Interventions des économistes de Rexecode lors de colloques, débats ou rencontres organisés par des partenaires, des adhérents ou d'autres organismes.

Compétitivité et industrie: quels résultats 7 ans après le rapport Gallois ?

- Medef, "La compétitivité est-ele toujours un gros mot ?", novembre 2019

14/11/2019

Denis FERRAND

En novembre 2012, Louis Gallois remettait au Premier ministre un rapport préconisant un "Pacte pour la compétitivité de l'industrie française" pour faire face à un "véritable décrochage". Sept ans après, quelle est la position de la France en Europe en matière de performance industrielle et de compétitivité ? Toutes les préconisations ont-elles été mises en oeuvre? Le point à l'occasion d'une rencontre organisée par le Medef autour de M. Gallois.

"La cote d’alerte est atteinte". Fort de ce constat, le rapport remis par Louis Gallois au Gouvernement Ayrault en 2012 formulait 22 propositions dans un Pacte pour la compétitivité de l’industrie française dont la mesure emblématique du "choc de compétitivité" équivalent à 1,5 point de PIB.

Sept ans après, la France a stoppé l’hémorragie, sans pour autant redresser la compétitivité de son industrie. Premier indicateur de compétitivité, les parts de marché à l’exportation ont endigué leur baisse depuis 2017. L’emploi industriel s’est stabilisé, mais la part de la valeur ajoutée de l’industrie dans la valeur ajoutée totale a baissé à nouveau.

Ces résultats mitigés s'expliquent par plusieurs facteurs :

• Les prélèvements obligatoires restent plus élevés qu’ailleurs, notamment à cause des impôts de production, un problème omis dans le rapport Gallois.

• La dégradation de la compétitivité a entrainé une perte de substance durable du tissu industriel. La France est le pays où le nombre d’entreprises industrielles et l’emploi industriel ont le plus diminué depuis le début des années 2000.

• Les coûts salariaux ont baissé mais restent comparativement élevés, notamment dans les services, alors que la concurrence sur les coûts de l’Espagne et de l’Italie s’accentue pour l’industrie.
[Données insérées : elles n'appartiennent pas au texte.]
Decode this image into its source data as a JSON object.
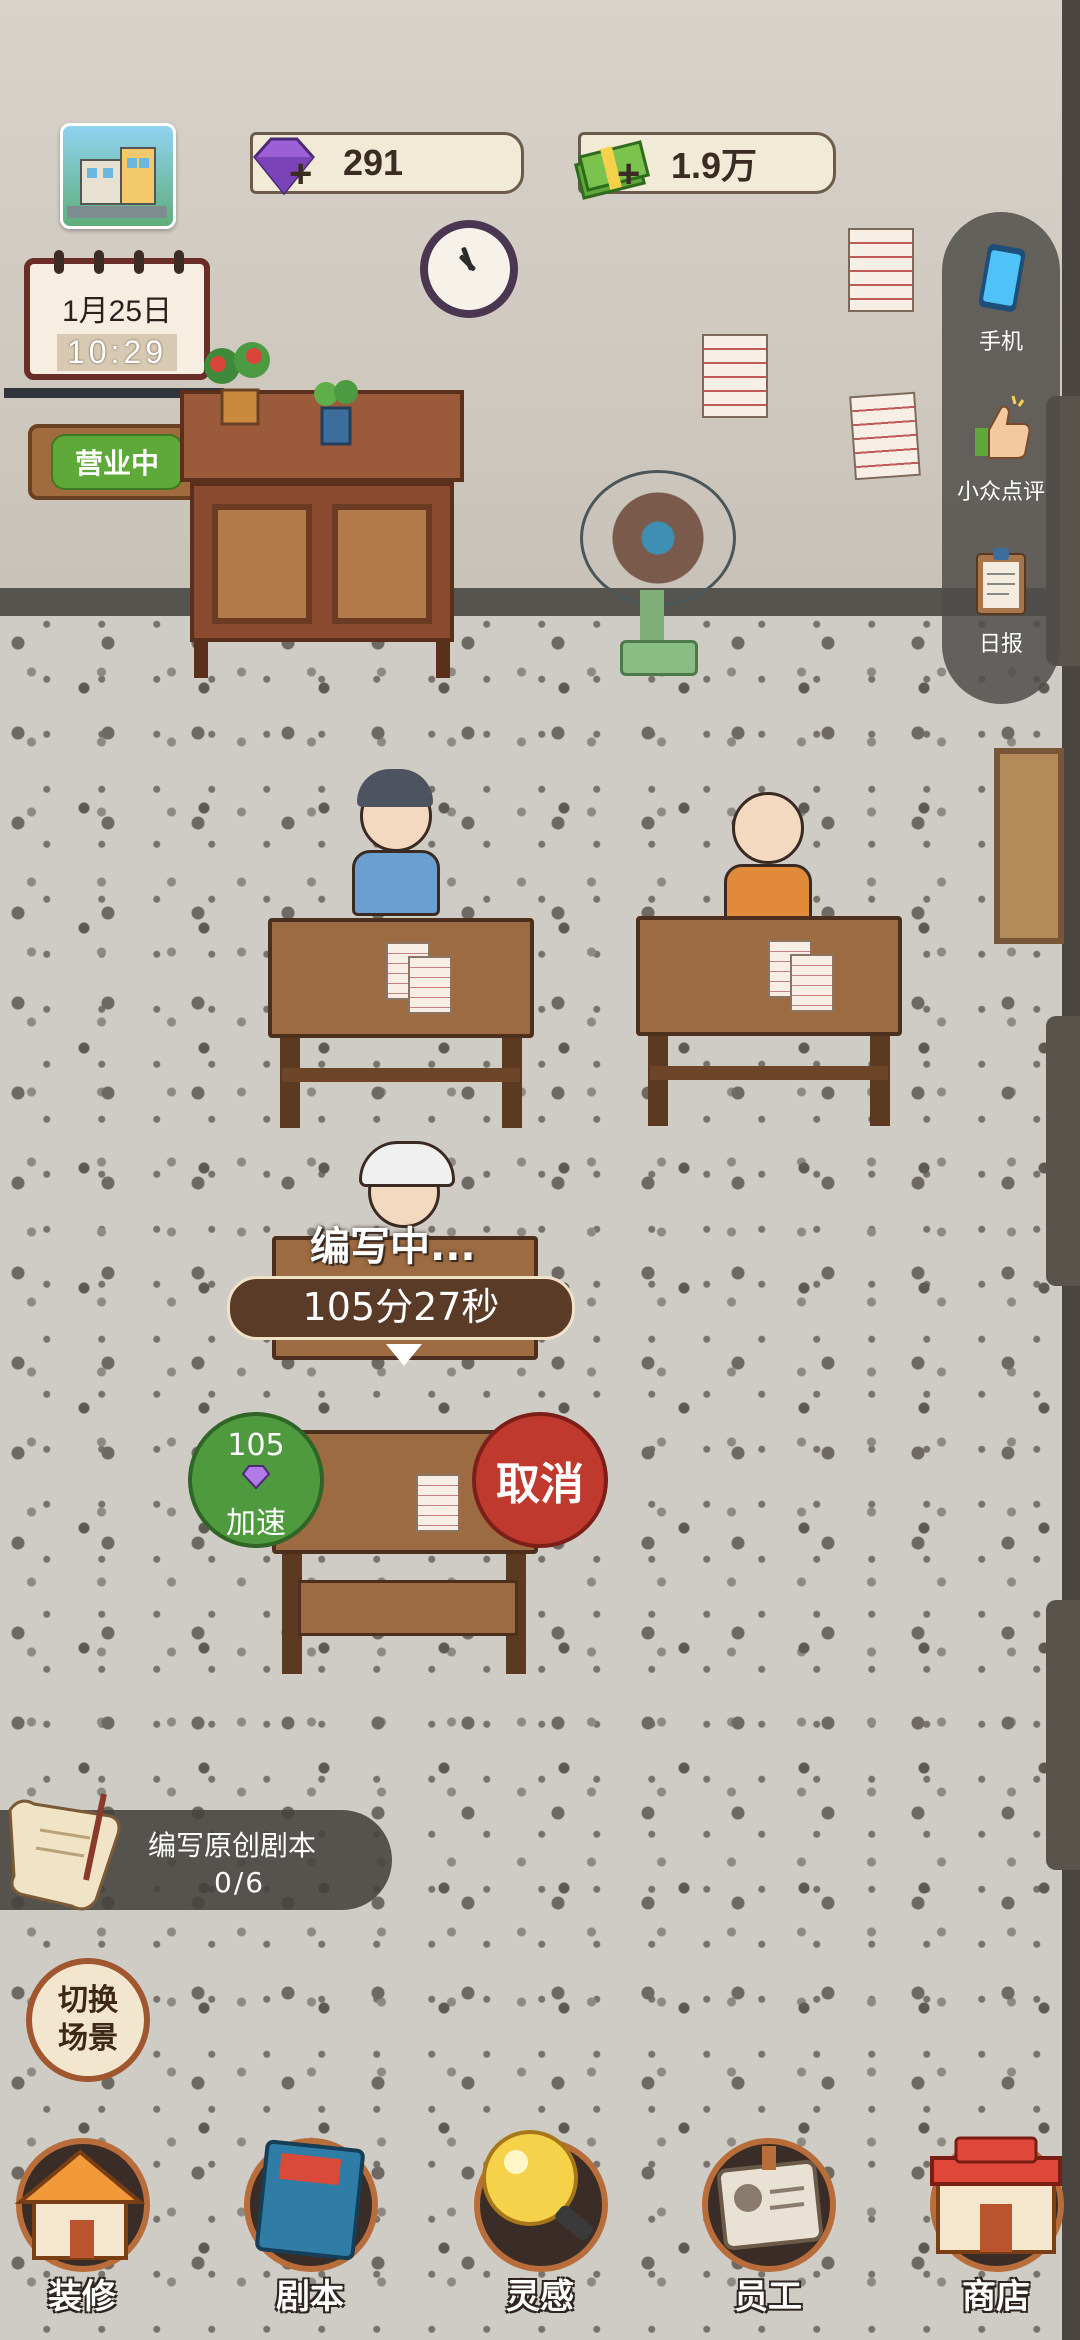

• L’extension du problème de compétitivité aux services : la part de marché de la France sur les services a baissé depuis 5 ans, avec des effets négatifs sur le reste de l’économie

Intervention de Denis Ferrand lors de l'événement Medef :

"La compétitivité est-elle toujours un gros mot ?", 8 novembre 2019

avec la participation de Louis Gallois, Elie Cohen (directeur de recherche au CNRS), Denis Ferrand (Directeur général de Rexecode), Sarah Guillou (directrice adjointe du département " Innovation et concurrence" à l’Ofce) et Anne-Charlotte Fredenucci (Présidente du groupe Ametra), en présence de Geoffroy Roux de Bézieux, président du Medef.

L'analyse du cycle économique est-elle obsolète ?

- Explor'action, Institut de Développement des Dirigeants du Groupe Crédit Agricole, novembre 2019

08/11/2019

Denis FERRAND

Très marqué par le passé, l'enchaînement des phases d'expansion et de récession semble désormais amorti aux Etats-Unis. Plus globalement, les économies sont devenues plus inertes. Ce constat amène un ensemble de questions: l'économie est-elle encore déterminée par des cycles ? Si oui, lesquels (nature, fréquence, ampleur) et où en sommes-nous sur la courbe ? Si non, avec quelles nouvelles grilles de lecture peut-on analyser, et éventuellement anticiper les évolutions conjoncturelles ou structurelles ?

Etats-Unis : écart-type de la variation sur un an du PIB

L’enchaînement de phases d’expansion et de récession est normalement très marqué aux Etats-Unis. Or, ces phases tendent à s’espacer et sont plus amorties. Estimée sur une période de cinq années glissantes, la variance de la croissance américaine est aujourd'hui au plus bas depuis le début des années 1950.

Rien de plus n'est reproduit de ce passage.